MADRID, 16 Abr. (EUROPA PRESS) –

Naturgy shares rose 3.8% on the stock market around 9:30 a.m. this Tuesday, to 21.6 euros per share, after learning that Criteria is studying reorganizing the energy company’s capital with the entry of new investors to shield the control of the gas.

One of the possible investors would be a private group from the United Arab Emirates (USA), specifically from Abu Dhabi, which would keep all or part of the capital that is currently in the hands of the CVC and GIP funds – which control 41.3 % of the total– and that they would have reached the time limit for investments of this type of funds.

The same sources have explained that the conversations are in a very initial phase, and the objective of the movement would be to renew the majority of control of Naturgy so that it continues to be in Spanish hands.

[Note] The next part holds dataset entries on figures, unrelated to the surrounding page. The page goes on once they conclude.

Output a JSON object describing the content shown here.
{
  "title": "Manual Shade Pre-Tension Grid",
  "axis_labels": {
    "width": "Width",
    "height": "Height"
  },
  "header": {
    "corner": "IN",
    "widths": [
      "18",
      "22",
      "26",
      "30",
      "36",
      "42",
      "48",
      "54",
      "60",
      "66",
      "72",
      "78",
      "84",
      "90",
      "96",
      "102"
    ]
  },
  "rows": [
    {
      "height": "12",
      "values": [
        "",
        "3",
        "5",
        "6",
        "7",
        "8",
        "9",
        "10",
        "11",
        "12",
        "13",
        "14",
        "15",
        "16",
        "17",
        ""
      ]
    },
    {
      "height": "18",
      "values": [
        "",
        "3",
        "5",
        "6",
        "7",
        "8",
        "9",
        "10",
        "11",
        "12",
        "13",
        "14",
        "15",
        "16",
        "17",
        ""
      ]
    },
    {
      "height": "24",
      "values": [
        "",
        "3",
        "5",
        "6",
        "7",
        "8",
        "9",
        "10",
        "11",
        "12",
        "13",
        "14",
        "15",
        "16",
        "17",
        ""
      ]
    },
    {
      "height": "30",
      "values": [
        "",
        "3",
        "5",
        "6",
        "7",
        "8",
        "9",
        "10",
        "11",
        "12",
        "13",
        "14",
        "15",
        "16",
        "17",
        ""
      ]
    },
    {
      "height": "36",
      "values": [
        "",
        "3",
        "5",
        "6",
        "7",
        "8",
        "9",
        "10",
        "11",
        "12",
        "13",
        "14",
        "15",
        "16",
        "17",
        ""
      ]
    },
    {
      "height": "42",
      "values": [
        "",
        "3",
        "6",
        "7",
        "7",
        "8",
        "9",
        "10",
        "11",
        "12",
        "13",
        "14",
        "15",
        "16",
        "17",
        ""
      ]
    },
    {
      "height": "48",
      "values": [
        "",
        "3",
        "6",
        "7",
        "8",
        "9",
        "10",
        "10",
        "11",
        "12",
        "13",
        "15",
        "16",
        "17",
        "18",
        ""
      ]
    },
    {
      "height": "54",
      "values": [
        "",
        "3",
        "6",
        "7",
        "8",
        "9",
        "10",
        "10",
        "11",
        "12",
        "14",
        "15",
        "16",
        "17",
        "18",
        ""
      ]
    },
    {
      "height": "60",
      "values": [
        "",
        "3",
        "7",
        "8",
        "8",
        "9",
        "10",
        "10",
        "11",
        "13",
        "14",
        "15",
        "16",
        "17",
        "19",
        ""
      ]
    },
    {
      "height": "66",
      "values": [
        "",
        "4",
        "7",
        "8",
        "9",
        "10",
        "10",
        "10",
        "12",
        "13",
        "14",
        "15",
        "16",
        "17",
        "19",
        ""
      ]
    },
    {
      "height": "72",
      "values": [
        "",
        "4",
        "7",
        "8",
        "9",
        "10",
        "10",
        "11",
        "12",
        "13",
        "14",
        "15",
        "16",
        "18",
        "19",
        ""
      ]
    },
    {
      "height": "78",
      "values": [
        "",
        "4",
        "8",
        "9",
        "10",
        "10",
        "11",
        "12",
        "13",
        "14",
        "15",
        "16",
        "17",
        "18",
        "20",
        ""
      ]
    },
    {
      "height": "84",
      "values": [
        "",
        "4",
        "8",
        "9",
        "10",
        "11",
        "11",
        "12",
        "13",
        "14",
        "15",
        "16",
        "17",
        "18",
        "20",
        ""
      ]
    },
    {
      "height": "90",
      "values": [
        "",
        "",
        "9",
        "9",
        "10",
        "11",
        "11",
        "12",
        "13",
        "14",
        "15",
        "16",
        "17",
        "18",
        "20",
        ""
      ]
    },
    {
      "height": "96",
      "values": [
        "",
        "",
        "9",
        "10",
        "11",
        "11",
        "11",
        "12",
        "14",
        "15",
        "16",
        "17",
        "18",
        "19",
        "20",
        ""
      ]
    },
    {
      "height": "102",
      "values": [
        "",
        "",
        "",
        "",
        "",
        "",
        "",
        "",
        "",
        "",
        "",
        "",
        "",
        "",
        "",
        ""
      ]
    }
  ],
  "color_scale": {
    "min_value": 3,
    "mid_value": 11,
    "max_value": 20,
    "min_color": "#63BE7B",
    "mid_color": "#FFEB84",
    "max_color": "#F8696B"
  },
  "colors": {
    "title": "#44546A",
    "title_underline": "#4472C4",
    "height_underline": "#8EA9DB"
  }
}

The gas company is considered a strategic company, so the entry of new institutional investors requires the approval of the Government.

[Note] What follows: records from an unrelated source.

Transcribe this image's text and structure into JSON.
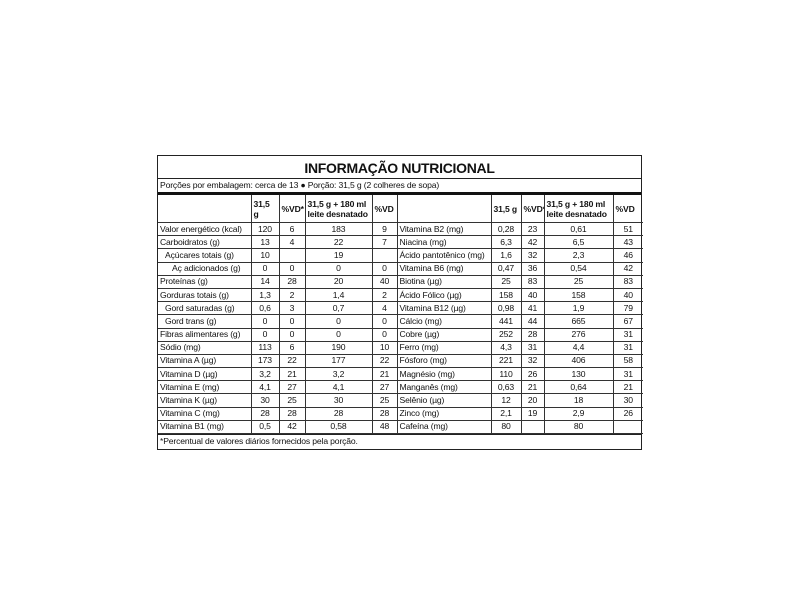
{
  "title": "INFORMAÇÃO NUTRICIONAL",
  "serving": "Porções por embalagem: cerca de 13 ● Porção: 31,5 g (2 colheres de sopa)",
  "left": {
    "columns": [
      "31,5 g",
      "%VD*",
      "31,5 g + 180 ml\nleite desnatado",
      "%VD"
    ],
    "rows": [
      [
        "Valor energético (kcal)",
        "120",
        "6",
        "183",
        "9"
      ],
      [
        "Carboidratos (g)",
        "13",
        "4",
        "22",
        "7"
      ],
      [
        "Açúcares totais (g)",
        "10",
        null,
        "19",
        null
      ],
      [
        "Aç adicionados (g)",
        "0",
        "0",
        "0",
        "0"
      ],
      [
        "Proteínas (g)",
        "14",
        "28",
        "20",
        "40"
      ],
      [
        "Gorduras totais (g)",
        "1,3",
        "2",
        "1,4",
        "2"
      ],
      [
        "Gord saturadas (g)",
        "0,6",
        "3",
        "0,7",
        "4"
      ],
      [
        "Gord trans (g)",
        "0",
        "0",
        "0",
        "0"
      ],
      [
        "Fibras alimentares (g)",
        "0",
        "0",
        "0",
        "0"
      ],
      [
        "Sódio (mg)",
        "113",
        "6",
        "190",
        "10"
      ],
      [
        "Vitamina A (µg)",
        "173",
        "22",
        "177",
        "22"
      ],
      [
        "Vitamina D (µg)",
        "3,2",
        "21",
        "3,2",
        "21"
      ],
      [
        "Vitamina E (mg)",
        "4,1",
        "27",
        "4,1",
        "27"
      ],
      [
        "Vitamina K (µg)",
        "30",
        "25",
        "30",
        "25"
      ],
      [
        "Vitamina C (mg)",
        "28",
        "28",
        "28",
        "28"
      ],
      [
        "Vitamina B1 (mg)",
        "0,5",
        "42",
        "0,58",
        "48"
      ]
    ]
  },
  "right": {
    "columns": [
      "31,5 g",
      "%VD*",
      "31,5 g + 180 ml\nleite desnatado",
      "%VD"
    ],
    "rows": [
      [
        "Vitamina B2 (mg)",
        "0,28",
        "23",
        "0,61",
        "51"
      ],
      [
        "Niacina (mg)",
        "6,3",
        "42",
        "6,5",
        "43"
      ],
      [
        "Ácido pantotênico (mg)",
        "1,6",
        "32",
        "2,3",
        "46"
      ],
      [
        "Vitamina B6 (mg)",
        "0,47",
        "36",
        "0,54",
        "42"
      ],
      [
        "Biotina (µg)",
        "25",
        "83",
        "25",
        "83"
      ],
      [
        "Ácido Fólico (µg)",
        "158",
        "40",
        "158",
        "40"
      ],
      [
        "Vitamina B12 (µg)",
        "0,98",
        "41",
        "1,9",
        "79"
      ],
      [
        "Cálcio (mg)",
        "441",
        "44",
        "665",
        "67"
      ],
      [
        "Cobre (µg)",
        "252",
        "28",
        "276",
        "31"
      ],
      [
        "Ferro (mg)",
        "4,3",
        "31",
        "4,4",
        "31"
      ],
      [
        "Fósforo (mg)",
        "221",
        "32",
        "406",
        "58"
      ],
      [
        "Magnésio (mg)",
        "110",
        "26",
        "130",
        "31"
      ],
      [
        "Manganês (mg)",
        "0,63",
        "21",
        "0,64",
        "21"
      ],
      [
        "Selênio (µg)",
        "12",
        "20",
        "18",
        "30"
      ],
      [
        "Zinco (mg)",
        "2,1",
        "19",
        "2,9",
        "26"
      ],
      [
        "Cafeína (mg)",
        "80",
        null,
        "80",
        null
      ]
    ]
  },
  "footnote": "*Percentual de valores diários fornecidos pela porção."
}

Criteria’s desire would be to agree on the management of the company with the new investor, in order to maintain control and have veto power over major decisions.

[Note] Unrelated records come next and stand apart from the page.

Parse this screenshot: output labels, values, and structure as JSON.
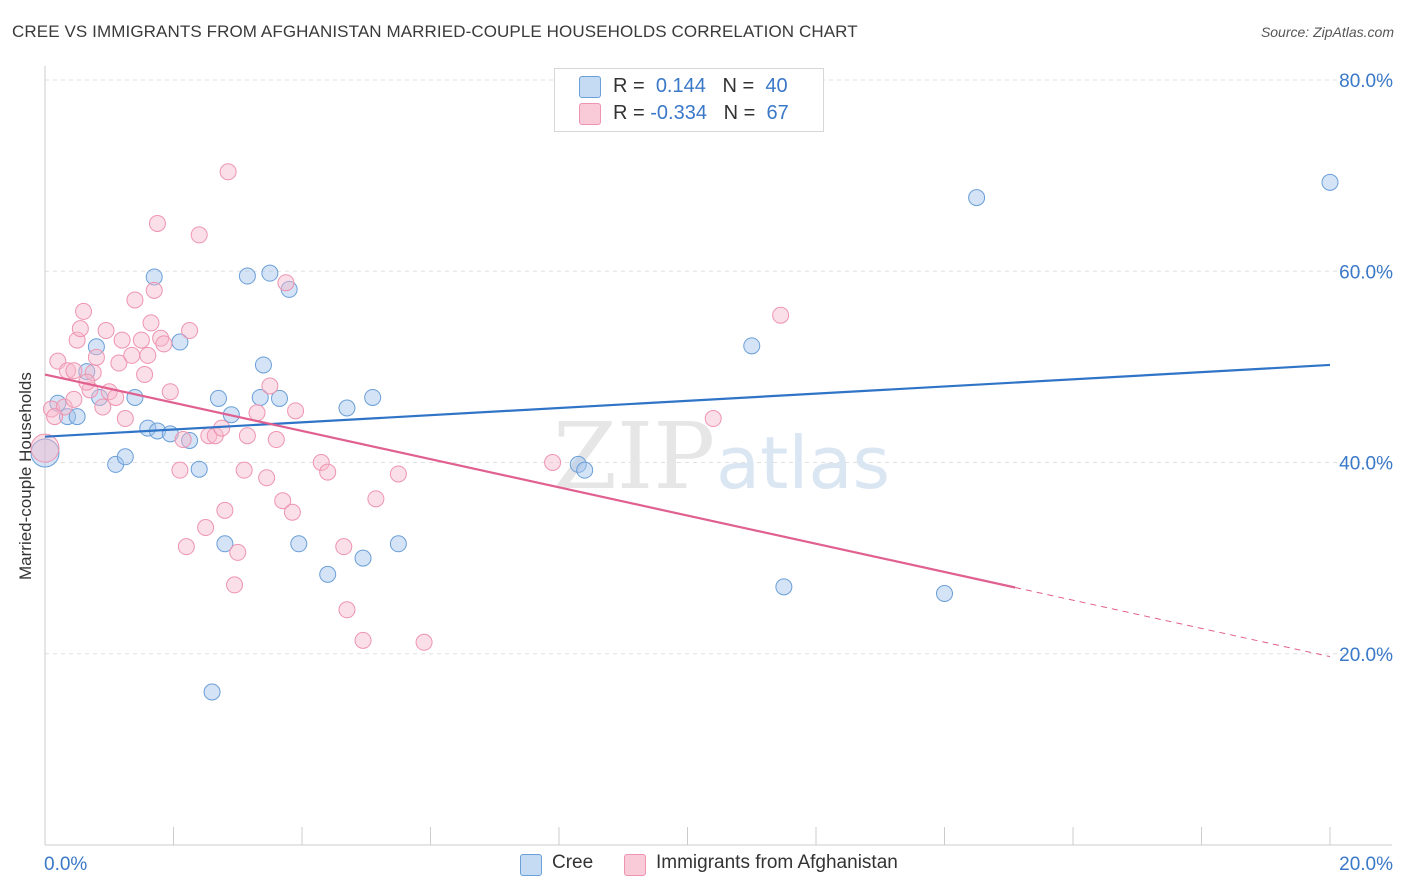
{
  "chart_data": {
    "type": "scatter",
    "title": "CREE VS IMMIGRANTS FROM AFGHANISTAN MARRIED-COUPLE HOUSEHOLDS CORRELATION CHART",
    "source": "Source: ZipAtlas.com",
    "xlabel": "",
    "ylabel": "Married-couple Households",
    "xlim": [
      0,
      20
    ],
    "ylim": [
      0,
      80
    ],
    "x_tick_labels": [
      "0.0%",
      "20.0%"
    ],
    "y_tick_labels": [
      "20.0%",
      "40.0%",
      "60.0%",
      "80.0%"
    ],
    "y_ticks": [
      20,
      40,
      60,
      80
    ],
    "legend": {
      "rows": [
        {
          "r_label": "R =",
          "r_value": "0.144",
          "n_label": "N =",
          "n_value": "40"
        },
        {
          "r_label": "R =",
          "r_value": "-0.334",
          "n_label": "N =",
          "n_value": "67"
        }
      ]
    },
    "watermark": "ZIPatlas",
    "series": [
      {
        "name": "Cree",
        "color": "#9fc2ea",
        "stroke": "#6a9fd8",
        "line_color": "#2f74c7",
        "trend": {
          "x": [
            0,
            20
          ],
          "y": [
            42.7,
            50.2
          ],
          "dashed_from": null
        },
        "points": [
          {
            "x": 0.0,
            "y": 41.0
          },
          {
            "x": 0.2,
            "y": 46.2
          },
          {
            "x": 0.35,
            "y": 44.8
          },
          {
            "x": 0.5,
            "y": 44.8
          },
          {
            "x": 0.65,
            "y": 49.5
          },
          {
            "x": 0.8,
            "y": 52.1
          },
          {
            "x": 1.1,
            "y": 39.8
          },
          {
            "x": 1.25,
            "y": 40.6
          },
          {
            "x": 1.4,
            "y": 46.8
          },
          {
            "x": 1.6,
            "y": 43.6
          },
          {
            "x": 1.7,
            "y": 59.4
          },
          {
            "x": 1.75,
            "y": 43.3
          },
          {
            "x": 1.95,
            "y": 43.0
          },
          {
            "x": 2.1,
            "y": 52.6
          },
          {
            "x": 2.25,
            "y": 42.3
          },
          {
            "x": 2.4,
            "y": 39.3
          },
          {
            "x": 2.6,
            "y": 16.0
          },
          {
            "x": 2.7,
            "y": 46.7
          },
          {
            "x": 2.8,
            "y": 31.5
          },
          {
            "x": 2.9,
            "y": 45.0
          },
          {
            "x": 3.15,
            "y": 59.5
          },
          {
            "x": 3.35,
            "y": 46.8
          },
          {
            "x": 3.4,
            "y": 50.2
          },
          {
            "x": 3.5,
            "y": 59.8
          },
          {
            "x": 3.65,
            "y": 46.7
          },
          {
            "x": 3.8,
            "y": 58.1
          },
          {
            "x": 3.95,
            "y": 31.5
          },
          {
            "x": 4.4,
            "y": 28.3
          },
          {
            "x": 4.7,
            "y": 45.7
          },
          {
            "x": 4.95,
            "y": 30.0
          },
          {
            "x": 5.1,
            "y": 46.8
          },
          {
            "x": 5.5,
            "y": 31.5
          },
          {
            "x": 8.3,
            "y": 39.8
          },
          {
            "x": 8.4,
            "y": 39.2
          },
          {
            "x": 11.0,
            "y": 52.2
          },
          {
            "x": 11.5,
            "y": 27.0
          },
          {
            "x": 14.0,
            "y": 26.3
          },
          {
            "x": 14.5,
            "y": 67.7
          },
          {
            "x": 20.0,
            "y": 69.3
          },
          {
            "x": 0.85,
            "y": 46.8
          }
        ]
      },
      {
        "name": "Immigrants from Afghanistan",
        "color": "#f7b9cc",
        "stroke": "#ee94b0",
        "line_color": "#e0608f",
        "trend": {
          "x": [
            0,
            20
          ],
          "y": [
            49.2,
            19.7
          ],
          "dashed_from": 15.1
        },
        "points": [
          {
            "x": 0.0,
            "y": 41.5
          },
          {
            "x": 0.1,
            "y": 45.6
          },
          {
            "x": 0.2,
            "y": 50.6
          },
          {
            "x": 0.3,
            "y": 45.8
          },
          {
            "x": 0.35,
            "y": 49.6
          },
          {
            "x": 0.45,
            "y": 49.6
          },
          {
            "x": 0.45,
            "y": 46.6
          },
          {
            "x": 0.5,
            "y": 52.8
          },
          {
            "x": 0.55,
            "y": 54.0
          },
          {
            "x": 0.6,
            "y": 55.8
          },
          {
            "x": 0.7,
            "y": 47.6
          },
          {
            "x": 0.75,
            "y": 49.4
          },
          {
            "x": 0.8,
            "y": 51.0
          },
          {
            "x": 0.9,
            "y": 45.8
          },
          {
            "x": 0.95,
            "y": 53.8
          },
          {
            "x": 1.0,
            "y": 47.4
          },
          {
            "x": 1.1,
            "y": 46.8
          },
          {
            "x": 1.15,
            "y": 50.4
          },
          {
            "x": 1.2,
            "y": 52.8
          },
          {
            "x": 1.25,
            "y": 44.6
          },
          {
            "x": 1.35,
            "y": 51.2
          },
          {
            "x": 1.4,
            "y": 57.0
          },
          {
            "x": 1.5,
            "y": 52.8
          },
          {
            "x": 1.55,
            "y": 49.2
          },
          {
            "x": 1.6,
            "y": 51.2
          },
          {
            "x": 1.65,
            "y": 54.6
          },
          {
            "x": 1.7,
            "y": 58.0
          },
          {
            "x": 1.75,
            "y": 65.0
          },
          {
            "x": 1.8,
            "y": 53.0
          },
          {
            "x": 1.85,
            "y": 52.4
          },
          {
            "x": 1.95,
            "y": 47.4
          },
          {
            "x": 2.1,
            "y": 39.2
          },
          {
            "x": 2.15,
            "y": 42.4
          },
          {
            "x": 2.2,
            "y": 31.2
          },
          {
            "x": 2.25,
            "y": 53.8
          },
          {
            "x": 2.4,
            "y": 63.8
          },
          {
            "x": 2.5,
            "y": 33.2
          },
          {
            "x": 2.55,
            "y": 42.8
          },
          {
            "x": 2.65,
            "y": 42.8
          },
          {
            "x": 2.75,
            "y": 43.6
          },
          {
            "x": 2.8,
            "y": 35.0
          },
          {
            "x": 2.85,
            "y": 70.4
          },
          {
            "x": 2.95,
            "y": 27.2
          },
          {
            "x": 3.0,
            "y": 30.6
          },
          {
            "x": 3.1,
            "y": 39.2
          },
          {
            "x": 3.15,
            "y": 42.8
          },
          {
            "x": 3.3,
            "y": 45.2
          },
          {
            "x": 3.45,
            "y": 38.4
          },
          {
            "x": 3.5,
            "y": 48.0
          },
          {
            "x": 3.6,
            "y": 42.4
          },
          {
            "x": 3.7,
            "y": 36.0
          },
          {
            "x": 3.75,
            "y": 58.8
          },
          {
            "x": 3.85,
            "y": 34.8
          },
          {
            "x": 3.9,
            "y": 45.4
          },
          {
            "x": 4.3,
            "y": 40.0
          },
          {
            "x": 4.4,
            "y": 39.0
          },
          {
            "x": 4.65,
            "y": 31.2
          },
          {
            "x": 4.7,
            "y": 24.6
          },
          {
            "x": 4.95,
            "y": 21.4
          },
          {
            "x": 5.15,
            "y": 36.2
          },
          {
            "x": 5.5,
            "y": 38.8
          },
          {
            "x": 5.9,
            "y": 21.2
          },
          {
            "x": 7.9,
            "y": 40.0
          },
          {
            "x": 10.4,
            "y": 44.6
          },
          {
            "x": 11.45,
            "y": 55.4
          },
          {
            "x": 0.15,
            "y": 44.8
          },
          {
            "x": 0.65,
            "y": 48.4
          }
        ]
      }
    ]
  }
}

More than 87% of Naturgy’s capital is in the hands of its significant shareholders, including Criteria, which has 26.7%, three foreign investment funds — CVC, with 20.7%; GIP (in the process of being absorbed by the giant BlackRock), with 20.6%; and IFM, with 15%– and the Algerian state-owned Sonatrach (4.1%).

So far this year, the energy company, the largest gas company and the third largest electricity company in Spain, has left almost 23% of its share price on the stock market, and the National Securities Market Commission (CNMV) warned at the beginning of April about the company’s low floating capital.

In January 2021, IFM launched a partial takeover bid for Naturgy with the objective of acquiring 22% of the company’s capital, which was responded to by Criteria Caixa’s decision to strengthen its shareholding in the energy company, increasing its participation with various purchases in the market up to the current 26.7% and with the aspiration of reaching up to 30%.

Finally, the acceptance of IFM’s partial takeover remained at 10.83% of Naturgy’s capital, below the minimum of 17% that was set as the objective.

Since then, the Australian fund has been carrying out share purchase operations to increase its weight, many of them taking advantage of the dividend it had just received from Naturgy to invest in increasing its participation in the company, in addition to making use of its right to appoint a counselor.